3-3. High Flexibility That Satisfies Various Subnet Operators’ Needs

Subnets have the advantage of being highly flexible on multiple fronts, allowing projects to build chains with parameters that meet the requirements of the subnet operators. This allows for a tailored environment to suit the traits of each asset.

Custom VM Providing Ease of Development and Seamless UX

The most prominent feature of the Avalanche subnet is that it allows projects to choose from a variety of VMs—including not only EVM compatible subnet-EVM but SpacesVM, TimestampVM, and BlobVM—or to develop their own custom VMs. The wider selection of VMs can help boost both ease of development and user base.

  • Subnet-EVM: Since projects can build EVM-compatible blockchains, they can leverage existing Ethereum’s programming language (Solidity), tools (Metamask), and development tools (Remix, Truffle) and provide a user experience akin to Ethereum.
  • Custom VM: Developers are provided with convenience since projects can either fork the existing VMs, e.g., subnet-EVM, or freely configure third-party VMs, e.g., Solana VM and multiple programming languages, e.g., Go and Rust, are also available. HyperSDK—an SDK designed to make development of custom VMs easier by providing pre-set interfaces that are difficult to configure—was released in February this year, and will be made available on the mainnet after the stabilization phase. 
  • SpacesVM, TimestampVM, and BlobVM: Proof-of-Concept VMs developed by Ava Labs to demonstrate that not only EVM but VMs with key-value storage can be implemented. They are currently implemented only on the testnets.

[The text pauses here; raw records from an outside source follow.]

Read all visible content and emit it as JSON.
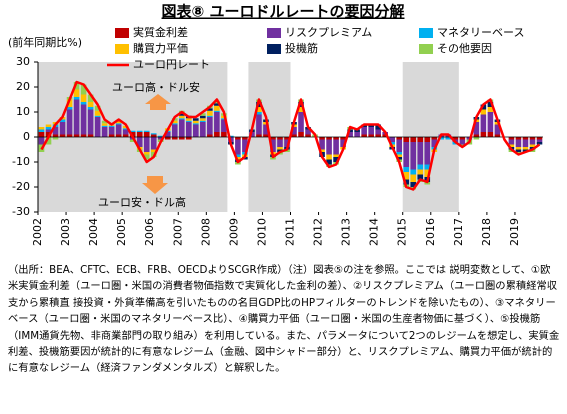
{
  "chart_data": {
    "type": "bar",
    "title": "図表⑧ ユーロドルレートの要因分解",
    "y_label": "(前年同期比%)",
    "annotations": [
      "ユーロ高・ドル安",
      "ユーロ安・ドル高"
    ],
    "note": "（出所：BEA、CFTC、ECB、FRB、OECDよりSCGR作成）（注）図表⑤の注を参照。ここでは 説明変数として、①欧米実質金利差（ユーロ圏・米国の消費者物価指数で実質化した金利の差）、②リスクプレミアム（ユーロ圏の累積経常収支から累積直 接投資・外貨準備高を引いたものの名目GDP比のHPフィルターのトレンドを除いたもの）、③マネタリーベース（ユーロ圏・米国のマネタリーベース比）、④購買力平価（ユーロ圏・米国の生産者物価に基づく）、⑤投機筋（IMM通貨先物、非商業部門の取り組み）を利用している。また、パラメータについて2つのレジームを想定し、実質金利差、投機筋要因が統計的に有意なレジーム（金融、図中シャドー部分）と、リスクプレミアム、購買力平価が統計的に有意なレジーム（経済ファンダメンタルズ）と解釈した。",
    "categories": [
      "2002",
      null,
      null,
      null,
      "2003",
      null,
      null,
      null,
      "2004",
      null,
      null,
      null,
      "2005",
      null,
      null,
      null,
      "2006",
      null,
      null,
      null,
      "2007",
      null,
      null,
      null,
      "2008",
      null,
      null,
      null,
      "2009",
      null,
      null,
      null,
      "2010",
      null,
      null,
      null,
      "2011",
      null,
      null,
      null,
      "2012",
      null,
      null,
      null,
      "2013",
      null,
      null,
      null,
      "2014",
      null,
      null,
      null,
      "2015",
      null,
      null,
      null,
      "2016",
      null,
      null,
      null,
      "2017",
      null,
      null,
      null,
      "2018",
      null,
      null,
      null,
      "2019",
      null,
      null,
      null
    ],
    "ylim": [
      -30,
      30
    ],
    "yticks": [
      -30,
      -20,
      -10,
      0,
      10,
      20,
      30
    ],
    "shaded_quarters": [
      [
        0,
        26
      ],
      [
        30,
        35
      ],
      [
        52,
        59
      ]
    ],
    "shade_color": "#d9d9d9",
    "series": [
      {
        "name": "実質金利差",
        "color": "#c00000",
        "values": [
          2,
          2,
          1,
          1,
          1,
          1,
          1,
          1,
          0,
          0,
          1,
          1,
          1,
          2,
          2,
          2,
          1,
          0,
          -1,
          -1,
          -1,
          -1,
          0,
          0,
          1,
          2,
          2,
          0,
          -1,
          -1,
          0,
          1,
          1,
          -1,
          -1,
          -1,
          1,
          2,
          1,
          0,
          -1,
          -1,
          -1,
          -1,
          0,
          0,
          1,
          1,
          1,
          1,
          0,
          -1,
          -2,
          -2,
          -2,
          -2,
          -1,
          0,
          0,
          -1,
          -1,
          0,
          1,
          2,
          2,
          1,
          0,
          -1,
          -1,
          -1,
          -1,
          -1
        ]
      },
      {
        "name": "リスクプレミアム",
        "color": "#7030a0",
        "values": [
          -3,
          1,
          3,
          5,
          10,
          14,
          12,
          10,
          8,
          4,
          3,
          4,
          2,
          -1,
          -4,
          -6,
          -5,
          -1,
          2,
          5,
          7,
          6,
          5,
          6,
          7,
          8,
          5,
          -2,
          -6,
          -5,
          2,
          8,
          4,
          -5,
          -3,
          -3,
          3,
          8,
          2,
          0,
          -4,
          -6,
          -6,
          -3,
          2,
          2,
          3,
          3,
          2,
          1,
          -2,
          -5,
          -10,
          -11,
          -9,
          -9,
          -3,
          1,
          1,
          -1,
          -2,
          -1,
          5,
          7,
          8,
          4,
          0,
          -2,
          -3,
          -3,
          -2,
          -1
        ]
      },
      {
        "name": "マネタリーベース",
        "color": "#00b0f0",
        "values": [
          1,
          1,
          1,
          1,
          1,
          1,
          1,
          1,
          0.5,
          0.5,
          0.5,
          0.5,
          0.5,
          0.5,
          0.5,
          0.5,
          0.5,
          0.5,
          0.5,
          0.5,
          0.5,
          0.5,
          0.5,
          0.5,
          0.5,
          0.5,
          0.5,
          0.5,
          -1,
          -1,
          0,
          1,
          0,
          0,
          0,
          0,
          0,
          0,
          0,
          0,
          0,
          0,
          0,
          0,
          0,
          0,
          0,
          0,
          0,
          0,
          -1,
          -1,
          -2,
          -2,
          -2,
          -2,
          -1,
          -1,
          -1,
          -1,
          0,
          0,
          0,
          0,
          0,
          0,
          0,
          0,
          0,
          0,
          0,
          0
        ]
      },
      {
        "name": "購買力平価",
        "color": "#ffc000",
        "values": [
          1,
          1,
          1,
          1,
          3,
          3,
          3,
          2,
          2,
          1,
          1,
          1,
          1,
          0,
          -1,
          -1,
          -1,
          0,
          1,
          1,
          1,
          1,
          1,
          1,
          2,
          2,
          1,
          0,
          -1,
          -1,
          0,
          2,
          1,
          -1,
          -1,
          0,
          1,
          2,
          0,
          0,
          -1,
          -2,
          -1,
          -1,
          0,
          0,
          0,
          0,
          0,
          0,
          -1,
          -1,
          -3,
          -3,
          -2,
          -3,
          -1,
          0,
          0,
          0,
          0,
          0,
          1,
          2,
          2,
          1,
          0,
          -1,
          -1,
          -1,
          -1,
          0
        ]
      },
      {
        "name": "投機筋",
        "color": "#002060",
        "values": [
          0,
          0,
          0,
          0,
          0,
          0,
          0,
          0,
          0,
          0,
          0,
          0,
          0,
          0,
          0,
          0,
          0,
          0,
          0,
          0,
          1,
          1,
          1,
          1,
          1,
          1,
          0,
          -1,
          -1,
          -1,
          1,
          2,
          1,
          -1,
          -1,
          -1,
          1,
          2,
          1,
          0,
          -2,
          -2,
          -2,
          0,
          1,
          1,
          1,
          1,
          2,
          0,
          -1,
          -1,
          -2,
          -2,
          -2,
          -2,
          0,
          0,
          0,
          0,
          0,
          0,
          1,
          2,
          2,
          1,
          0,
          -1,
          -1,
          -1,
          -1,
          -1
        ]
      },
      {
        "name": "その他要因",
        "color": "#92d050",
        "values": [
          -3,
          -3,
          -1,
          0,
          1,
          3,
          4,
          3,
          2,
          1,
          0,
          0,
          0,
          -1,
          -1,
          -2,
          -2,
          -1,
          0,
          1,
          1,
          0,
          0,
          1,
          1,
          1,
          1,
          0,
          -1,
          0,
          0,
          1,
          0,
          -1,
          -1,
          -1,
          0,
          1,
          0,
          1,
          0,
          -1,
          -1,
          0,
          1,
          0,
          0,
          0,
          0,
          0,
          0,
          -1,
          -1,
          -1,
          -1,
          -1,
          0,
          0,
          0,
          0,
          -1,
          -2,
          -1,
          0,
          1,
          0,
          0,
          -1,
          -1,
          0,
          -1,
          0
        ]
      },
      {
        "name": "ユーロ円レート",
        "color": "#ff0000",
        "mark": "line",
        "values": [
          -5,
          0,
          5,
          8,
          15,
          22,
          21,
          17,
          13,
          7,
          5,
          7,
          5,
          0,
          -5,
          -10,
          -8,
          -2,
          3,
          8,
          10,
          8,
          8,
          10,
          12,
          15,
          10,
          -3,
          -10,
          -8,
          3,
          15,
          8,
          -8,
          -6,
          -5,
          6,
          15,
          4,
          1,
          -8,
          -12,
          -11,
          -5,
          4,
          3,
          5,
          5,
          5,
          2,
          -4,
          -10,
          -20,
          -21,
          -17,
          -18,
          -5,
          1,
          1,
          -2,
          -4,
          -2,
          8,
          13,
          15,
          7,
          -1,
          -5,
          -7,
          -6,
          -5,
          -3
        ]
      }
    ]
  }
}
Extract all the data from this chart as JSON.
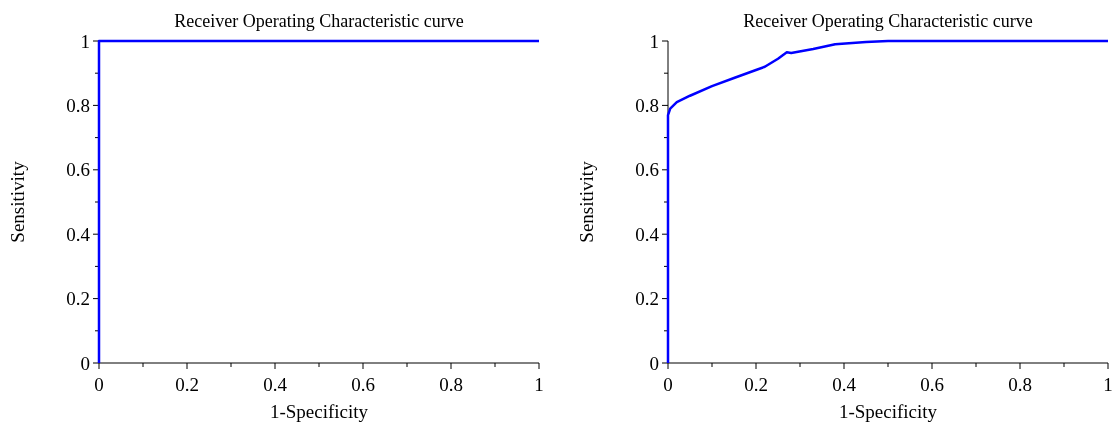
{
  "chart_data": [
    {
      "type": "line",
      "title": "Receiver Operating Characteristic curve",
      "xlabel": "1-Specificity",
      "ylabel": "Sensitivity",
      "series": [
        {
          "color": "#0000ff",
          "x": [
            0,
            0,
            0,
            0.25,
            0.5,
            0.75,
            1
          ],
          "values": [
            0,
            0.5,
            1,
            1,
            1,
            1,
            1
          ]
        }
      ],
      "xlim": [
        0,
        1
      ],
      "ylim": [
        0,
        1
      ],
      "xticks": [
        0,
        {
          "value": 0.1,
          "label": null
        },
        0.2,
        {
          "value": 0.3,
          "label": null
        },
        0.4,
        {
          "value": 0.5,
          "label": null
        },
        0.6,
        {
          "value": 0.7,
          "label": null
        },
        0.8,
        {
          "value": 0.9,
          "label": null
        },
        1
      ],
      "yticks": [
        0,
        {
          "value": 0.1,
          "label": null
        },
        0.2,
        {
          "value": 0.3,
          "label": null
        },
        0.4,
        {
          "value": 0.5,
          "label": null
        },
        0.6,
        {
          "value": 0.7,
          "label": null
        },
        0.8,
        {
          "value": 0.9,
          "label": null
        },
        1
      ],
      "grid": false
    },
    {
      "type": "line",
      "title": "Receiver Operating Characteristic curve",
      "xlabel": "1-Specificity",
      "ylabel": "Sensitivity",
      "series": [
        {
          "color": "#0000ff",
          "x": [
            0,
            0,
            0.005,
            0.02,
            0.05,
            0.1,
            0.15,
            0.2,
            0.22,
            0.25,
            0.27,
            0.28,
            0.33,
            0.38,
            0.45,
            0.5,
            1
          ],
          "values": [
            0,
            0.77,
            0.79,
            0.81,
            0.83,
            0.86,
            0.885,
            0.91,
            0.92,
            0.945,
            0.965,
            0.963,
            0.975,
            0.99,
            0.997,
            1,
            1
          ]
        }
      ],
      "xlim": [
        0,
        1
      ],
      "ylim": [
        0,
        1
      ],
      "xticks": [
        0,
        {
          "value": 0.1,
          "label": null
        },
        0.2,
        {
          "value": 0.3,
          "label": null
        },
        0.4,
        {
          "value": 0.5,
          "label": null
        },
        0.6,
        {
          "value": 0.7,
          "label": null
        },
        0.8,
        {
          "value": 0.9,
          "label": null
        },
        1
      ],
      "yticks": [
        0,
        {
          "value": 0.1,
          "label": null
        },
        0.2,
        {
          "value": 0.3,
          "label": null
        },
        0.4,
        {
          "value": 0.5,
          "label": null
        },
        0.6,
        {
          "value": 0.7,
          "label": null
        },
        0.8,
        {
          "value": 0.9,
          "label": null
        },
        1
      ],
      "grid": false
    }
  ]
}
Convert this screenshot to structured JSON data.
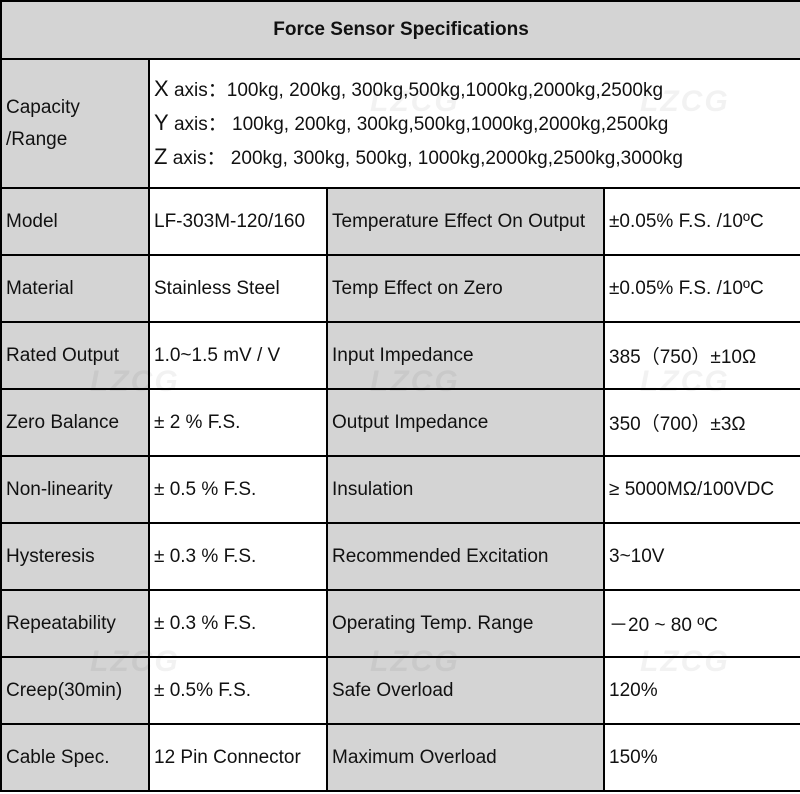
{
  "title": "Force Sensor Specifications",
  "capacity": {
    "label_line1": "Capacity",
    "label_line2": "/Range",
    "axes": [
      {
        "letter": "X",
        "label": " axis：",
        "values": "100kg, 200kg, 300kg,500kg,1000kg,2000kg,2500kg"
      },
      {
        "letter": "Y",
        "label": " axis：",
        "values": " 100kg, 200kg, 300kg,500kg,1000kg,2000kg,2500kg"
      },
      {
        "letter": "Z",
        "label": " axis：",
        "values": " 200kg, 300kg, 500kg, 1000kg,2000kg,2500kg,3000kg"
      }
    ]
  },
  "rows": [
    {
      "label1": "Model",
      "value1": "LF-303M-120/160",
      "label2": "Temperature Effect On Output",
      "value2": "±0.05% F.S. /10ºC"
    },
    {
      "label1": "Material",
      "value1": "Stainless Steel",
      "label2": "Temp Effect on Zero",
      "value2": "±0.05% F.S. /10ºC"
    },
    {
      "label1": "Rated Output",
      "value1": "1.0~1.5 mV / V",
      "label2": "Input Impedance",
      "value2": "385（750）±10Ω"
    },
    {
      "label1": "Zero Balance",
      "value1": "± 2 % F.S.",
      "label2": "Output  Impedance",
      "value2": "350（700）±3Ω"
    },
    {
      "label1": "Non-linearity",
      "value1": "± 0.5 % F.S.",
      "label2": "Insulation",
      "value2": "≥ 5000MΩ/100VDC"
    },
    {
      "label1": "Hysteresis",
      "value1": "± 0.3 % F.S.",
      "label2": "Recommended Excitation",
      "value2": "3~10V"
    },
    {
      "label1": "Repeatability",
      "value1": "± 0.3 % F.S.",
      "label2": "Operating Temp. Range",
      "value2": "－20 ~ 80 ºC"
    },
    {
      "label1": "Creep(30min)",
      "value1": "± 0.5% F.S.",
      "label2": "Safe Overload",
      "value2": "120%"
    },
    {
      "label1": "Cable Spec.",
      "value1": "12 Pin Connector",
      "label2": "Maximum Overload",
      "value2": "150%"
    }
  ],
  "watermark": "LZCG"
}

Permissioned/Permissionless Architectures Enabling Control or Decentralized Security Over the Assets

A subnet can adopt either a permissioned architecture, where only certain validators are granted access, or a permissionless architecture, where anyone can participate as a validator.

In the case of a permissioned subnet, the risks of malicious attacks can be minimized as the node with the control key has the authority to add or remove only certain entities as validators, verify KYC/AML compliance to meet regulatory requirements, and avoid performance degradation by checking hardware specs. As such, the company that tokenizes its assets takes control of the assets and can flexibly respond to possible changes in the future, such as regulatory changes.

On Elastic Subnet, on the other hand, anyone can become as a validator by staking the subnet’s native tokens in the Avalanche P-Chain. For projects that have had difficulty attracting validators in the early stages of their subnet, the incentive of staking rewards will make it easier to secure validators, which in turn translates into decentralized security. Elastic Subnet will later be available on EVM subnets.

More Freedom in Tokenomics Design

Subnets also provide a high degree of freedom in designing tokenomics as projects can freely set the type of native token, maximum supply, fee standards, and validator rewards. Unlike C-chain, where transaction fees must be paid with AVAX tokens, subnets can make use of their native tokens, allowing for additional fee income for subnet operators. Moreover, for companies that are hesitant to issue tokens for regulatory reasons, the fact that transaction fees can be set to zero on subnets suggests a more business- and regulation-friendly environment.

3-4. Native Communication Protocol: Connecting Disconnected Ecosystem

As Avalanche accommodates more and more assets, seamless communication between assets becomes increasingly important. This requires fast and secure asset transfers between subnets. Traditionally, subnet operators had to build bridges on their own or use third-party bridge services for such purpose. Released late last year, Avalanche’s native communication protocol, Avalanche Warp Messaging (AWM), enables faster and more secure asset transfers between the primary network and subnets and between subnets themselves. Its capabilities are limited to messaging at the moment but asset transfers are expected to be available by the end of the first half of this year.